1969年式スズキ・フロンテ360デラックス。

フロンテは初代だとスズライト・フロンテを名乗っていた。これは商用車もラインナップしていたスズライトから派生したモデルであることを意味している。そのスズライトは軽自動車として量産された初のモデルであり、1955年に発売されている。サブロクと呼ばれる360cc軽自動車は1954年に規格が改定されたことを受け、翌年に当時の通産省が「国民車構想」を打ち立てたことからスタートする。国民車構想を受けて開発されたのがスバル360だとするケースが多いが、実際にはスズライトの発売がスバルより早く、実質的に55〜57年当時選べた軽自動車として唯一の存在でもあった。

セミファストバックとコークボトルデザインを採用。

スズライトはフロントに2サイクル2気筒エンジンを搭載するFFモデルとしてスタートし、62年にはスズライトフロンテTLAへ進化する。より乗用車らしい設計となりリヤにはトランクまで設けられた。その翌年にはFEAへとモデルチェンジすると発売直後の第1回日本グランプリに参戦。ツーリングカー400cc以下のクラスで1位と2位、そして4位と上位を独占する。レース結果を受けて好評を博したフロンテは67年にフルモデルチェンジを受けてLC10型フロンテ360へ進化する。

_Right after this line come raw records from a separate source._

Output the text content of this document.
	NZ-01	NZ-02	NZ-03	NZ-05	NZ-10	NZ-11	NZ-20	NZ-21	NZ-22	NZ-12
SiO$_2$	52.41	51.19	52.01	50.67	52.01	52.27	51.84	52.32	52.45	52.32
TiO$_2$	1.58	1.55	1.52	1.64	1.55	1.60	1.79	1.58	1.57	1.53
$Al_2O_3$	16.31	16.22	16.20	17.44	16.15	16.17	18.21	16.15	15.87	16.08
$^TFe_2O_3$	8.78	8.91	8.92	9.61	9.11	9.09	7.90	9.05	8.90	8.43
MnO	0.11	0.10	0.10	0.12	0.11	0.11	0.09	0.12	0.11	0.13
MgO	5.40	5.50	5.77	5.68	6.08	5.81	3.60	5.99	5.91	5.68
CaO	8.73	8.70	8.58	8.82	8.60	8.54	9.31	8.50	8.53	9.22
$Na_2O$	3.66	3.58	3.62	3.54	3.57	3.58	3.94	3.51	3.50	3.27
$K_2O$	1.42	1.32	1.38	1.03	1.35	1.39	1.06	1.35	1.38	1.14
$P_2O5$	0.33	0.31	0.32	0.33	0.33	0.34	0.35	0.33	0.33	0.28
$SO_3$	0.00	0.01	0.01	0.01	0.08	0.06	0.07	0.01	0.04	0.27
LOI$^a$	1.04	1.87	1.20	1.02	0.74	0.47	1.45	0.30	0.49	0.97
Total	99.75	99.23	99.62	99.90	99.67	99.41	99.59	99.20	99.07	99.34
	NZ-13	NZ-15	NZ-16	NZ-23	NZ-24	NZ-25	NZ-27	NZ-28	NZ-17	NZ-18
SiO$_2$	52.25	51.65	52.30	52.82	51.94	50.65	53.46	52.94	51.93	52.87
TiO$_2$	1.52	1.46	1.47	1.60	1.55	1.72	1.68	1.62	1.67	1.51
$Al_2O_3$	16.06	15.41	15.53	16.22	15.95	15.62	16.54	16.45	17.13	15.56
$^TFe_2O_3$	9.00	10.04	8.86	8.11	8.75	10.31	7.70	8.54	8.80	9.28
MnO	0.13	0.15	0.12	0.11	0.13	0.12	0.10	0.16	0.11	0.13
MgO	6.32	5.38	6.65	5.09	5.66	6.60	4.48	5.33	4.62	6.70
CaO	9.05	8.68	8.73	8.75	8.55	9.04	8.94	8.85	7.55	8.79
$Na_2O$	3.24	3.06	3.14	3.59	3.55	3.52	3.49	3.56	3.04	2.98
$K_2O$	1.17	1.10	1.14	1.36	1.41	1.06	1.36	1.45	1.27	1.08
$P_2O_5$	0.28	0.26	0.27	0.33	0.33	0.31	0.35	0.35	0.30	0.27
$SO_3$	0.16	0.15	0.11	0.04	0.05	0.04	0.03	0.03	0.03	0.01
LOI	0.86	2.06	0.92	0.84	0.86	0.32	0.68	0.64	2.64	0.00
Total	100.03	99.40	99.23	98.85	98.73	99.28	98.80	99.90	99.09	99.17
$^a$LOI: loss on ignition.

空冷のため冷却シュラウドで覆われている2スト3気筒エンジン。

LC10型フロンテ360は完全新設計で生まれ変わる。スズライトフロンテ時代は車両重量が500kg以上あったため、軽量なスバル360と比べ加速性能で不利だった。そこでフロンテ360ではフレーム一体のモノコック構造を採用して100kg近い軽量化を実現。さらに軽自動車初となる空冷2サイクル3気筒エンジンを新開発。最高速度が110km/hに達した。また駆動方式をリヤエンジン・リヤドライブへと大刷新。セミファストバックとコークボトルラインを採用するスタイルも現代的なものとなり、一躍ヒット作になった。

エンジンフードの裏には6ヶ月点検用のステッカーが貼られている。

このLC10には68年に最高出力を従来の25psから36psへと大幅に引き上げたSSが追加される。最高速度は125km/hに達し、LC10と同時期に発売され31psという高出力が話題になったホンダN360を上回ることに成功。フロンテSSはイタリアの高速道路であるアウトストラーダでF1ドライバーだったスターリング・モスによるテストが行われた。スズキらしく2輪ライダーの伊藤光夫を交えて約750キロの距離を走り、最高速度134.1km/hを記録。平均速度は122.44km/hであり、カタログスペックを上回るほどにパワフルだった。

デラックスのため豪華なイメージが盛り込まれたインテリア。

その後、70年にはSSSを追加するも同年中にフルモデルチェンジを受けたため、わずか3年足らずの生産期間でしかない。そのためか中古車となって人気があったのはSSやSSSであることが多く、25ps仕様のスタンダードやデラックス、スーパーデラックスが生き残ったケースは少ない。ところが埼玉県北本市にある商業施設、北本ヘイワールドで開催された「昭和平成クラシックカーフェスティバル」の会場に希少なデラックスを発見してしまった。

非常にシンプルなメーターまわり。

フロンテ360デラックスのオーナーは73歳になる川部靖さん。このイベントを主催する日本旧軽車会のメンバーであり、日本旧軽車会が主催するイベントの常連でもある。そのためイベント開催中は愛車を展示するかたわら、交通整理などもされている。クルマも前にスワップミートの商品を陳列する姿が目に止まり、珍しいですよねと声をかけて取材させていただいた。

純正のAMラジオが残されていた。

実は川部さんはもう長いことLC10フロンテに乗り続けられている。以前にはSSSも所有されていたが、ある時手放すことにされた。旧車専門誌の個人売買欄に売りたしと掲載したところ、おかしな連絡をもらってしまう。本来LC10を売りたいのに、連絡をくれた相手は「自分が所有しているLC10を買ってくれないか」と逆のオーダーをされてしまったのだ。

オシャレなツートンカラーのシート。

長くLC10に乗ってきたから個体を見極める眼力は確か。それに2サイクル3気筒エンジン特有のスムーズな回転上昇とパワフルな加速感は変わらぬ魅力。しかも所有しているSSSではない25ps仕様のデラックス。旧車イベントに行くとSSやSSSを見かけることはあるものの、スタンダードやデラックスとお目にかかれることは非常に稀。希少性を考えて引き取ることにされたのだ。

フロントフード内にはスペアタイヤが収まる。

それが2012年のこと。購入時から車体はノーマルを維持していたため、川部さんもカスタムやチューニングをすることなくノーマルで維持されてきた。すでに13年も乗り続けてきたわけで、その間SSSは無事に売却できた。それでもデラックスを残されたのはやはり希少性の高さ。これまでクラッチワイヤーやアクセルワイヤーが切れるなどのトラブルを経験。さらには燃料が漏れてしまったこともある。それでも手放すことは考えず、2スト3気筒を楽しまれている。日本旧軽車会が主催するイベントへ足を運べば、きっと川部さんとLC10デラックスに会えることだろう。

車台プレートはフロントフード内に装着されている。